Güncel Boyutları İle Fesat Kavramı

“İnsanların kendi işledikleri (kötülükler) sebebiyle karada ve denizde bozulma ortaya çıkmıştır. Dönmeleri için Allah, yaptıklarının bazı (kötü) sonuçlarını (dünyada) onlara tattıracaktır.”

(Rum, 30/41.)

Kur’an’da Allah’ın birliği, ortaklardan münezzeh olduğu sıklıkla vurgulanmaktadır. Bu gerçeği dikkate almamasının, insanın davranışlarındaki çeşitli tezahürlerinden söz edilmektedir. Başına bir sıkıntı geldiğinde Allah’a yönelen, sıkıntıdan kurtulduğunda ise önceki hâlini unutup bu sonucu kendine veya Allah’tan başka varlıklara nispet eden insanın durumu, buna örnektir. Oysa farklı imkân ve şartların Allah Teâlâ’nın iradesi ve koyduğu kanunların sonucu olduğu unutulmamalı, her durumda sorumluluk duygusu ile hareket edilmelidir. (Rum, 30/33-40.) Bu çerçevede Allah ve kul ilişkisindeki bozulmanın hayatın çeşitli alanlarında da bozulmaya yol açtığı, ayette şöyle ifade edilmektedir: “İnsanların kendi işledikleri (kötülükler) sebebiyle karada ve denizde bozulma ortaya çıkmıştır. Dönmeleri için Allah, yaptıklarının bazı (kötü) sonuçlarını (dünyada) onlara tattıracaktır.” (Rum, 30/41.)

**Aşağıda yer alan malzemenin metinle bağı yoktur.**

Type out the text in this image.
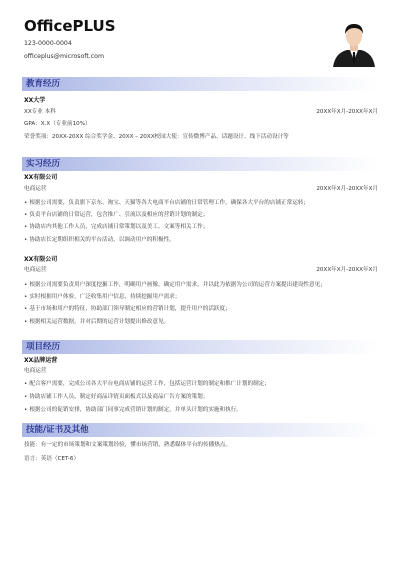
OfficePLUS
123-0000-0004
officeplus@microsoft.com
教育经历
XX大学
XX专业 本科	20XX年X月-20XX年X月
GPA：X.X（专业前10%）
荣誉奖项：20XX-20XX 综合奖学金、20XX – 20XX校园大使：宣传微博产品、话题设计、线下活动设计等
实习经历
XX有限公司
电商运营	20XX年X月-20XX年X月
• 根据公司需要，负责旗下京东、淘宝、天猫等各大电商平台店铺的日常管理工作，确保各大平台的店铺正常运转；
• 负责平台店铺的日常运营，包含推广、引流以及相应的营销计划的制定；
• 协助店内其他工作人员，完成店铺日常策划以及美工、文案等相关工作；
• 协助店长定期组织相关的平台活动，以调动用户的积极性。
XX有限公司
电商运营	20XX年X月-20XX年X月
• 根据公司需要负责用户深度挖掘工作，明确用户画像，确定用户需求，并以此为依据为公司的运营方案提出建设性意见；
• 实时根据用户体验，广泛收集用户信息，持续挖掘用户需求；
• 基于市场和用户的特征，协助部门领导制定相应的营销计划，提升用户的活跃度；
• 根据相关运营数据，并对后期的运营计划提出修改意见。
项目经历
XX品牌运营
电商运营
• 配合客户需要，完成公司各大平台电商店铺的运营工作，包括运营计划的制定和推广计划的制定；
• 协助店铺工作人员，制定好商品详情页面板式以及商品广告方案的策划；
• 根据公司的促销安排，协助部门同事完成营销计划的制定，并单头计划的实施和执行。
技能/证书及其他
技能：有一定的市场策划和文案策划经验，懂市场营销，熟悉媒体平台的传播热点。
语言：英语（CET-6）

İslam âlimleri fesat kelimesini başlıca üç şekilde yorumlamışlardır. Bunlardan birincisine göre fesat, insanoğlunun hayatını sürdürebilmesini sağlayan dünyadaki dengelerin bozulmasıdır. Buna göre fesat, yağmurun yağmaması, suların çekilmesi, tarlalardan ürün alınamaması, ticaretten gelir elde edilememesi, kendilerinden fayda temin edilen hayvanların yok olması, maişet darlığı, rızkın azlığı, bereketin kalkması, kıtlığın ortaya çıkması, ölümlerin artması, yangınlar, boğulmalar ve türlü türlü musibetlerin, çeşitli hastalıkların yaygınlaşmasıdır. Ayet, insanların dünya nimetlerinden faydalanma imkânlarının kötüleştiğini, fesadın artık aleni hâle geldiğini ifade etmektedir.

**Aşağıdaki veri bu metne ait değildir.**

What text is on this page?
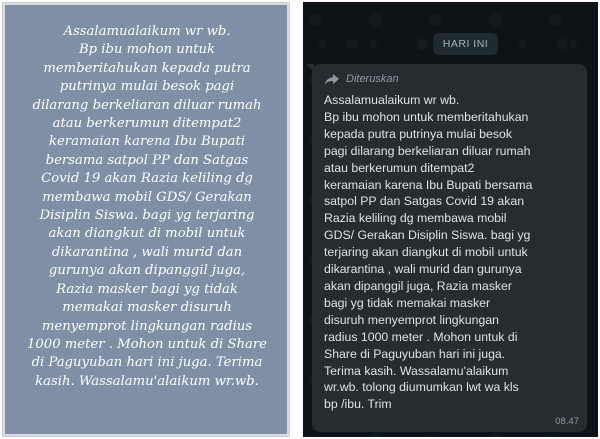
Assalamualaikum wr wb.
Bp ibu mohon untuk
memberitahukan kepada putra
putrinya mulai besok pagi
dilarang berkeliaran diluar rumah
atau berkerumun ditempat2
keramaian karena Ibu Bupati
bersama satpol PP dan Satgas
Covid 19 akan Razia keliling dg
membawa mobil GDS/ Gerakan
Disiplin Siswa. bagi yg terjaring
akan diangkut di mobil untuk
dikarantina , wali murid dan
gurunya akan dipanggil juga,
Razia masker bagi yg tidak
memakai masker disuruh
menyemprot lingkungan radius
1000 meter . Mohon untuk di Share
di Paguyuban hari ini juga. Terima
kasih. Wassalamu'alaikum wr.wb.
HARI INI
Diteruskan
Assalamualaikum wr wb.
Bp ibu mohon untuk memberitahukan
kepada putra putrinya mulai besok
pagi dilarang berkeliaran diluar rumah
atau berkerumun ditempat2
keramaian karena Ibu Bupati bersama
satpol PP dan Satgas Covid 19 akan
Razia keliling dg membawa mobil
GDS/ Gerakan Disiplin Siswa. bagi yg
terjaring akan diangkut di mobil untuk
dikarantina , wali murid dan gurunya
akan dipanggil juga, Razia masker
bagi yg tidak memakai masker
disuruh menyemprot lingkungan
radius 1000 meter . Mohon untuk di
Share di Paguyuban hari ini juga.
Terima kasih. Wassalamu'alaikum
wr.wb. tolong diumumkan lwt wa kls
bp /ibu. Trim
08.47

İkinci görüşe göre fesat, insanların Allah ile ve diğer insanlarla münasebetlerinde meydana gelen bozulmadır. Buna göre fesat, masiyet ve zulmün artması, korkunun hâkim olması, kâfirlerin müminlere galebe çalması ve çeşitli fitnelerin vuku bulmasıdır. Fesat konusundaki iki görüşten birincisi mecazi, ikincisi hakiki anlamda fesadı ifade etmektedir. (Ebu Hayyan, el-Bahru’l-Muhit, VIII, 395. )

Üçüncü görüşe göre ise fesat itikadi anlamda bir bozulmadır; onunla kastedilen şirktir. İşledikleri kötülükler sebebiyle kalpleri perdelenmiş, imandan uzaklaşıp şirke varmışlardır. (Mutaffifin, 83/14.) Ancak ayetteki fesat kelimesi daha çok ilk iki görüş çerçevesinde anlaşılmıştır. Üçüncü görüşte zikredildiği üzere, fesattan muradın özellikle şirk olduğuna delil bulunmamaktadır. (Şevkani, Fethu’l-Kadir, IV, 263.)

Ayette kullanılan fiilin (zahera) geçmiş zaman kipiyle gelmesi, fesadın gerçekleştiğine ve gelecekle ilgisinin olmadığına yorulabilmektedir. Bazı âlimler ayeti, Hz. Peygamber’in (s.a.s.) teşrifinden önceki dünyanın durumu ile ilişkilendirmişlerdir. Cahiliye döneminde zulüm her yeri kuşatmıştı. Allah peygamberini gönderince insanların bir kısmı bu yanlışlardan döndüler. Ancak geçmiş zaman kipi (mazi) aynı zamanda fesadın gerçekleşme beklentisini ve bunun sonuçları ile ilgili uyarıyı da ifade eder. Nitekim Kur’an’da bu anlamda kullanılmaktadır. (Nahl, 16/1.) O zaman ayet, kötülükleri terk etmedikleri takdirde başlarına gelecekler konusunda bir tehdidi ifade etmektedir. (İbn Aşur, et-Tahrir ve’t-Tenvir, XXI, 112.) Diğer taraftan fesat kelimesinin mutlak olarak kullanılmış olması, kelimenin her türlü fesadı kapsadığı anlamına gelmektedir. (Şevkani, a.g.e. IV, 263.) Buradan hareketle, günümüz dünyasında fesadın, zikredilen anlamlarına ilave boyutlar kazandığını, her zamankinden daha fazla aleniyet kesbettiğini görmek mümkündür. Çünkü ölçüsüzce sürdürülen üretim ve tüketim faaliyetleri, tarihte benzeri görülmeyecek şekilde artmıştır. Bunun sonucunda ortaya çıkan kirletici maddelerin havada, suda ve toprakta yüksek oranda birikmesi, geçmişte olmadığı kadar çevrenin kirlenmesine neden olmuştur. Dünya Sağlık Örgütü’nün (DSÖ) verilerine göre, çevre kirliliğinin yol açtığı hastalıklar, her yıl 12,6 milyon insanın ölümüne neden olmaktadır. (Yükleme linklerini görebilmek için üye olmanız gerekmektedir. Üye Ol veya Giriş Yap.)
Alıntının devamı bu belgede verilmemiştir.